Posted On: February 2nd 2017
Abstract: Worried that the prospect of a large inheritance might harm their children’s work ethic, some people establish “quiet trusts,” also known as “silent trusts.” In other words, they leave significant sums in trust for their children; they just don’t tell them about it. Below we list several disadvantages of this approach. It can be argued that an “incentive trust,” which is known to the beneficiaries and which specifies conditions they must meet to be eligible for distributions, can do a better job of encouraging a sense of responsibility.
When planning their estates, many affluent people agonize over the impact their wealth might have on their children. Bill Gates famously said, “I won’t leave a lot of money to my heirs because I don’t think it would be good for them.”
Even parents of more modest means worry about how the prospect of a large inheritance might affect their kids. Is it a disincentive to staying in school, working or otherwise becoming productive members of society?
To address these concerns, some people establish “quiet trusts,” also known as “silent trusts.” In other words, they leave significant sums in trust for their children; they just don’t tell them about it. An interesting approach, but is it effective?
Many states permit quiet trusts, but arguably the risks associated with them outweigh the potential benefits. For one thing, it’s difficult, if not impossible, to keep your wealth a secret. If you live an affluent lifestyle, it’s likely that your children expect to share the wealth some day, and using a quiet trust won’t change that. Even if your children are unaware of the details of your estate plan, their expectations of a future inheritance can encourage the same irresponsible behavior the quiet trust was intended to avoid.

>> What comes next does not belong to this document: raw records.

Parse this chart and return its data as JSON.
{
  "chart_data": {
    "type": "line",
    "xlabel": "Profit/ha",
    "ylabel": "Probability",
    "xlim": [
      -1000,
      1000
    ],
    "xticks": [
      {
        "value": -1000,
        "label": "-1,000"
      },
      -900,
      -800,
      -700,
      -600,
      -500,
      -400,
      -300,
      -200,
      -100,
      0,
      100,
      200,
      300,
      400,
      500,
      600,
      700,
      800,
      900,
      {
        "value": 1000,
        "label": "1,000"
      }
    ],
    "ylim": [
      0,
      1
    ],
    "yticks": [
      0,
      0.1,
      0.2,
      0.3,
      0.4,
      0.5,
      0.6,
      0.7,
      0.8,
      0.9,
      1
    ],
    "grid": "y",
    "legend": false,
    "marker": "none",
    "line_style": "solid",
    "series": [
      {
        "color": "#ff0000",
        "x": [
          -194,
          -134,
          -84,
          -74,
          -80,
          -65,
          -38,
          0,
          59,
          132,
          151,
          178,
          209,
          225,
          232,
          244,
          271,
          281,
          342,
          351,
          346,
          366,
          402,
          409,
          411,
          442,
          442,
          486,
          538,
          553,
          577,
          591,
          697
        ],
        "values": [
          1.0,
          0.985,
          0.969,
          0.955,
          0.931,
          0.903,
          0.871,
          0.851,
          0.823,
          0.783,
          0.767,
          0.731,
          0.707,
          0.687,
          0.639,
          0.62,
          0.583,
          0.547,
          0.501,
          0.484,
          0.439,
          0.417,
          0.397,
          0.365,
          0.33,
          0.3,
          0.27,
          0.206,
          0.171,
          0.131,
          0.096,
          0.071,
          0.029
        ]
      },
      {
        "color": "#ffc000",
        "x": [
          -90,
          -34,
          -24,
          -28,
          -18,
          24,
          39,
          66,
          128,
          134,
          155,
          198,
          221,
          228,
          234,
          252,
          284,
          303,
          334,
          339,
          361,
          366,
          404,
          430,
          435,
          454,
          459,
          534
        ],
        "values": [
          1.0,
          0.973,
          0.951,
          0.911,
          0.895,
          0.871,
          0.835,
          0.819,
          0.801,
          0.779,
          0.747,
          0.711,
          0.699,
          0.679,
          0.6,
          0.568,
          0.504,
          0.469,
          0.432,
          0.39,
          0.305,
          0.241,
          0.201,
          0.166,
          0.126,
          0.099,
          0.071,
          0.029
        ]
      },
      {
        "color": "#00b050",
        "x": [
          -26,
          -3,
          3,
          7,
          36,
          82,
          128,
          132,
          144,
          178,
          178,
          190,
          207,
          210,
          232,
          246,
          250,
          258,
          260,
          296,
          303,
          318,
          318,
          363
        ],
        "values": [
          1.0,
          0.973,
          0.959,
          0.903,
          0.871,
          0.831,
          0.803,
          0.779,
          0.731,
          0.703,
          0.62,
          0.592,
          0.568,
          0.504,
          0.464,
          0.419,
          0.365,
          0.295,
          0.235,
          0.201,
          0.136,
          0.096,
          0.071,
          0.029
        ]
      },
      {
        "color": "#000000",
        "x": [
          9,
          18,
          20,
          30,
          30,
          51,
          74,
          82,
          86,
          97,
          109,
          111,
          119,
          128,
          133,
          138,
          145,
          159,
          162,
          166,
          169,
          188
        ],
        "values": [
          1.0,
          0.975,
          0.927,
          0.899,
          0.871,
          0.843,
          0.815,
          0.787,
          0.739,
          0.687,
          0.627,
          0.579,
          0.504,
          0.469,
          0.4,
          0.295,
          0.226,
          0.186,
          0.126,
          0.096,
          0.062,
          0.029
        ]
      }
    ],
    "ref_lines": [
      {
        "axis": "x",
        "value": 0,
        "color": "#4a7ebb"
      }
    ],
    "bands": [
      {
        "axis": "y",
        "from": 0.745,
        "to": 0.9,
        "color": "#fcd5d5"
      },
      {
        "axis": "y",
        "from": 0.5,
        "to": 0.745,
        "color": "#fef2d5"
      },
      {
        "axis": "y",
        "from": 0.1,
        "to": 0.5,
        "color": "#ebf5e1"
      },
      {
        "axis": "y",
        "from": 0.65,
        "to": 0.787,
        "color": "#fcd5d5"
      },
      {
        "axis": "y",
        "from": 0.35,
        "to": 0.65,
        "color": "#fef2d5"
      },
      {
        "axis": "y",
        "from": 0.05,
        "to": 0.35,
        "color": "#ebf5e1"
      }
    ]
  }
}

Another disadvantage is that a quiet trust may send the wrong message. Once your children discover the trust’s existence, they may interpret your failure to disclose it as reflecting a lack of trust or a lack of faith in their ability to lead productive lives.

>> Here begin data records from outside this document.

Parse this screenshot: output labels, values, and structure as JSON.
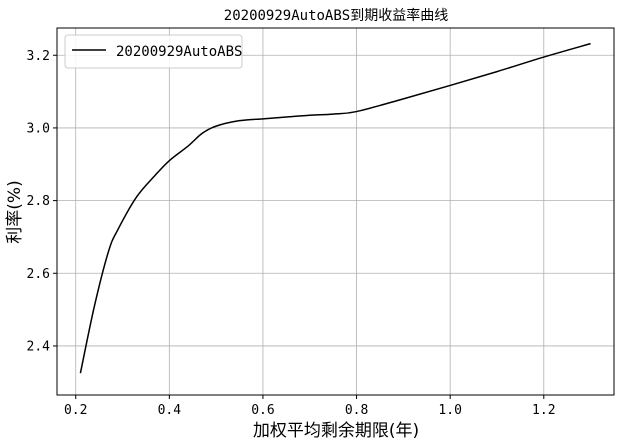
{
  "chart_data": {
    "type": "line",
    "title": "20200929AutoABS到期收益率曲线",
    "xlabel": "加权平均剩余期限(年)",
    "ylabel": "利率(%)",
    "xlim": [
      0.16,
      1.35
    ],
    "ylim": [
      2.265,
      3.275
    ],
    "xticks": [
      0.2,
      0.4,
      0.6,
      0.8,
      1.0,
      1.2
    ],
    "xtick_labels": [
      "0.2",
      "0.4",
      "0.6",
      "0.8",
      "1.0",
      "1.2"
    ],
    "yticks": [
      2.4,
      2.6,
      2.8,
      3.0,
      3.2
    ],
    "ytick_labels": [
      "2.4",
      "2.6",
      "2.8",
      "3.0",
      "3.2"
    ],
    "grid": true,
    "legend_position": "top-left",
    "color": "#000000",
    "series": [
      {
        "name": "20200929AutoABS",
        "x": [
          0.21,
          0.24,
          0.27,
          0.29,
          0.33,
          0.37,
          0.4,
          0.44,
          0.47,
          0.5,
          0.55,
          0.6,
          0.65,
          0.7,
          0.75,
          0.8,
          0.9,
          1.0,
          1.1,
          1.2,
          1.3
        ],
        "y": [
          2.325,
          2.51,
          2.66,
          2.72,
          2.81,
          2.87,
          2.91,
          2.95,
          2.985,
          3.005,
          3.02,
          3.025,
          3.03,
          3.035,
          3.038,
          3.045,
          3.08,
          3.117,
          3.155,
          3.195,
          3.232
        ]
      }
    ]
  }
}
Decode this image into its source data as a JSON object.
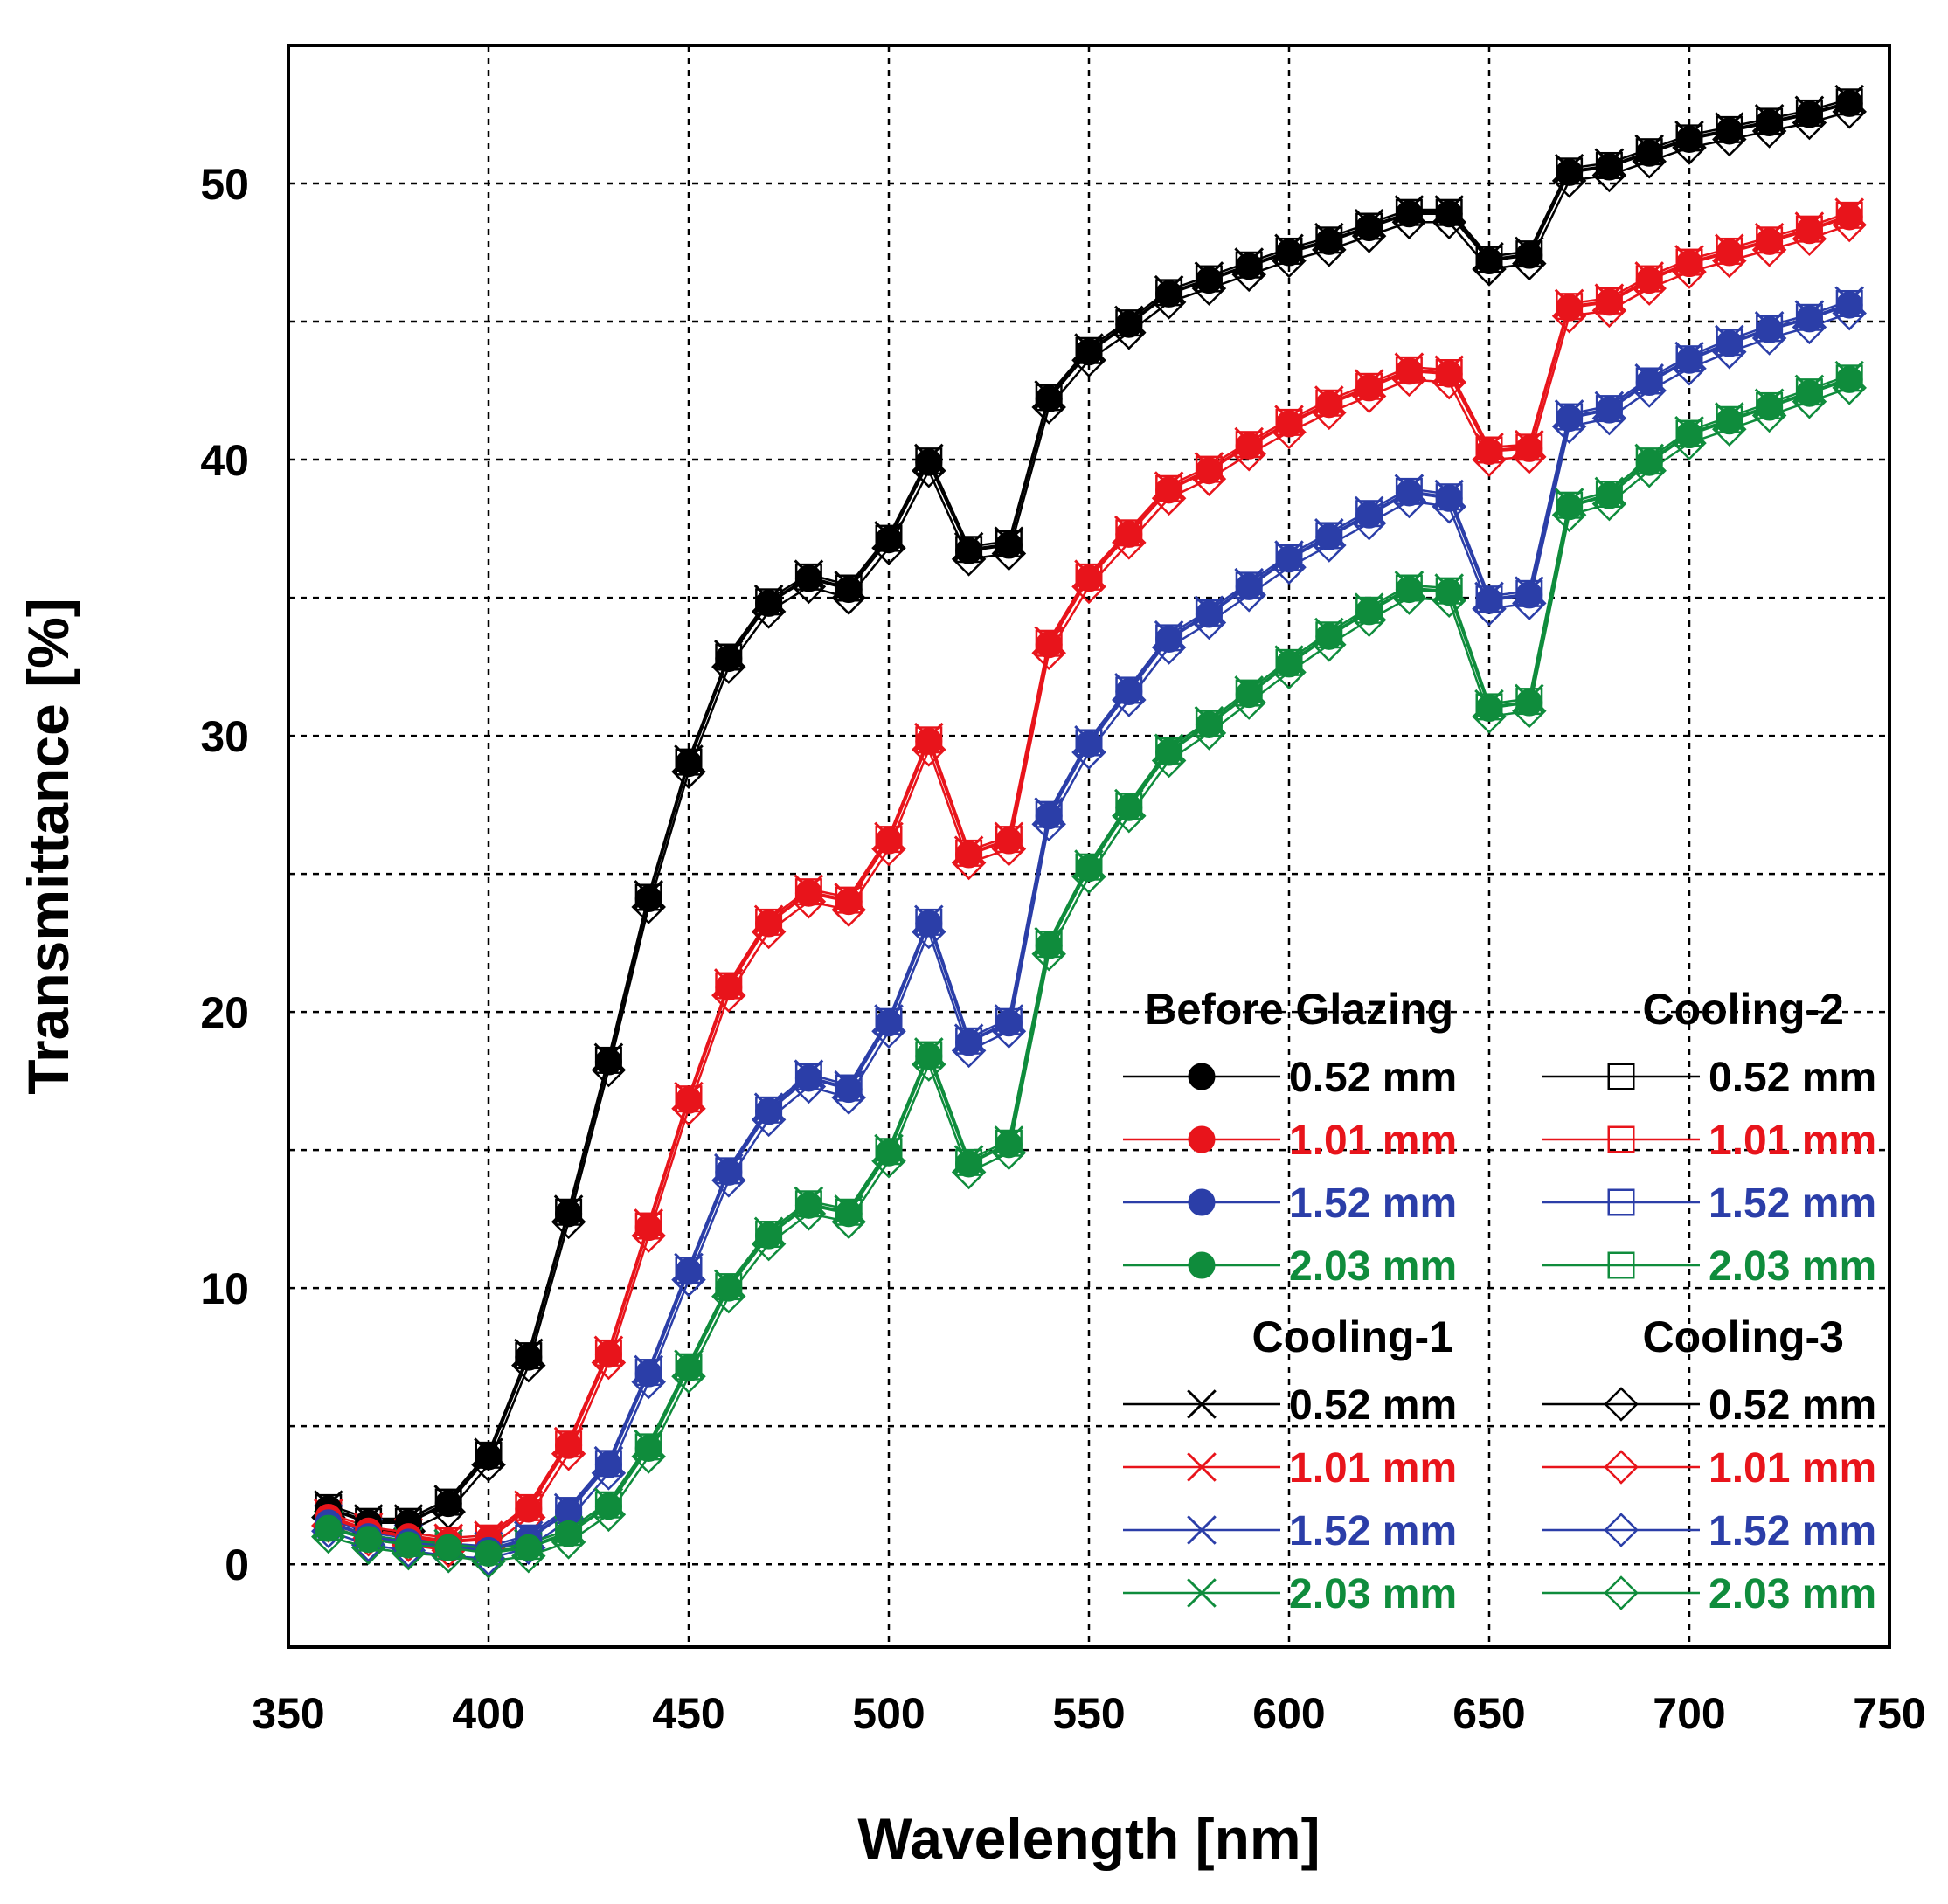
{
  "chart_data": {
    "type": "line",
    "xlabel": "Wavelength [nm]",
    "ylabel": "Transmittance [%]",
    "xlim": [
      350,
      750
    ],
    "ylim": [
      -3,
      55
    ],
    "x_ticks": [
      350,
      400,
      450,
      500,
      550,
      600,
      650,
      700,
      750
    ],
    "y_ticks": [
      0,
      10,
      20,
      30,
      40,
      50
    ],
    "y_gridlines": [
      0,
      5,
      10,
      15,
      20,
      25,
      30,
      35,
      40,
      45,
      50
    ],
    "grid": true,
    "colors": {
      "0.52 mm": "#000000",
      "1.01 mm": "#e8141b",
      "1.52 mm": "#2b3ea8",
      "2.03 mm": "#0f8c3c"
    },
    "x": [
      360,
      370,
      380,
      390,
      400,
      410,
      420,
      430,
      440,
      450,
      460,
      470,
      480,
      490,
      500,
      510,
      520,
      530,
      540,
      550,
      560,
      570,
      580,
      590,
      600,
      610,
      620,
      630,
      640,
      650,
      660,
      670,
      680,
      690,
      700,
      710,
      720,
      730,
      740
    ],
    "base_curves": {
      "0.52 mm": [
        2.0,
        1.5,
        1.5,
        2.2,
        3.9,
        7.5,
        12.7,
        18.2,
        24.1,
        29.0,
        32.8,
        34.8,
        35.7,
        35.3,
        37.1,
        39.9,
        36.7,
        36.9,
        42.2,
        43.9,
        44.9,
        46.0,
        46.5,
        47.0,
        47.5,
        47.9,
        48.4,
        48.9,
        48.9,
        47.2,
        47.4,
        50.4,
        50.6,
        51.1,
        51.6,
        51.9,
        52.2,
        52.5,
        52.9
      ],
      "1.01 mm": [
        1.7,
        1.2,
        1.0,
        0.8,
        0.9,
        2.0,
        4.3,
        7.6,
        12.2,
        16.8,
        20.9,
        23.2,
        24.3,
        24.0,
        26.2,
        29.8,
        25.7,
        26.2,
        33.3,
        35.7,
        37.3,
        38.9,
        39.6,
        40.5,
        41.3,
        42.0,
        42.6,
        43.2,
        43.1,
        40.3,
        40.4,
        45.5,
        45.7,
        46.5,
        47.1,
        47.5,
        47.9,
        48.3,
        48.8
      ],
      "1.52 mm": [
        1.5,
        1.0,
        0.8,
        0.6,
        0.5,
        0.9,
        1.9,
        3.6,
        6.9,
        10.6,
        14.2,
        16.4,
        17.6,
        17.2,
        19.6,
        23.2,
        18.9,
        19.6,
        27.1,
        29.7,
        31.6,
        33.5,
        34.4,
        35.4,
        36.4,
        37.2,
        38.0,
        38.8,
        38.6,
        34.9,
        35.1,
        41.5,
        41.8,
        42.8,
        43.6,
        44.2,
        44.7,
        45.1,
        45.6
      ],
      "2.03 mm": [
        1.3,
        0.9,
        0.7,
        0.6,
        0.4,
        0.6,
        1.1,
        2.1,
        4.2,
        7.1,
        10.0,
        11.9,
        13.0,
        12.7,
        14.9,
        18.4,
        14.5,
        15.2,
        22.4,
        25.2,
        27.4,
        29.4,
        30.4,
        31.5,
        32.6,
        33.6,
        34.5,
        35.3,
        35.2,
        31.0,
        31.2,
        38.3,
        38.7,
        39.9,
        40.9,
        41.4,
        41.9,
        42.4,
        42.9
      ]
    },
    "conditions": [
      {
        "name": "Before Glazing",
        "marker": "filled-circle",
        "offset": 0.0
      },
      {
        "name": "Cooling-1",
        "marker": "x",
        "offset": 0.15
      },
      {
        "name": "Cooling-2",
        "marker": "open-square",
        "offset": 0.05
      },
      {
        "name": "Cooling-3",
        "marker": "open-diamond",
        "offset": -0.3
      }
    ],
    "legend": {
      "placement": "lower-right",
      "groups": [
        {
          "title": "Before Glazing",
          "marker": "filled-circle",
          "entries": [
            "0.52 mm",
            "1.01 mm",
            "1.52 mm",
            "2.03 mm"
          ]
        },
        {
          "title": "Cooling-2",
          "marker": "open-square",
          "entries": [
            "0.52 mm",
            "1.01 mm",
            "1.52 mm",
            "2.03 mm"
          ]
        },
        {
          "title": "Cooling-1",
          "marker": "x",
          "entries": [
            "0.52 mm",
            "1.01 mm",
            "1.52 mm",
            "2.03 mm"
          ]
        },
        {
          "title": "Cooling-3",
          "marker": "open-diamond",
          "entries": [
            "0.52 mm",
            "1.01 mm",
            "1.52 mm",
            "2.03 mm"
          ]
        }
      ]
    }
  }
}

A quiet trust may also increase the risk of litigation. The trustee has a fiduciary duty to act in the beneficiaries’ best interests. When your children become aware of the trust years or decades later, they’ll likely seek an accounting from the trustee and, with the help of counsel, may challenge any past decisions of the trustee that they disagree with.
The idea behind a quiet trust is to avoid disincentives to responsible behavior. However, it’s not clear that such a trust will actually accomplish that goal. A better approach is to design a trust that provides incentives to behave responsibly, sometimes referred to as an “incentive trust.”
For example, the trust might condition distributions on behavior you wish to encourage, such as obtaining a college or graduate degree, maintaining gainful employment, pursuing worthy volunteer activities, or avoiding alcohol or substance abuse. One drawback to setting specific goals is that it may penalize a beneficiary who chooses an alternative, albeit responsible, lifestyle, a stay-at-home parent, for example. To build some flexibility into the trust, you might establish general principles for distributing trust funds to beneficiaries who behave responsibly, but give the trustee broad discretion to apply these principles on a case-by-case basis.
Perhaps the most important benefit of an incentive trust is that it provides an opportunity for you or the trustee to help shape the beneficiaries’ future behavior. With a quiet trust, you keep your beneficiaries’ inheritance a secret and hope that, without the negative influence of future wealth, they will behave responsibly. With an incentive trust, on the other hand, you provide positive reinforcement by communicating the terms of the trust, letting beneficiaries know what they must do to receive their rewards, and providing them with the help they need to succeed.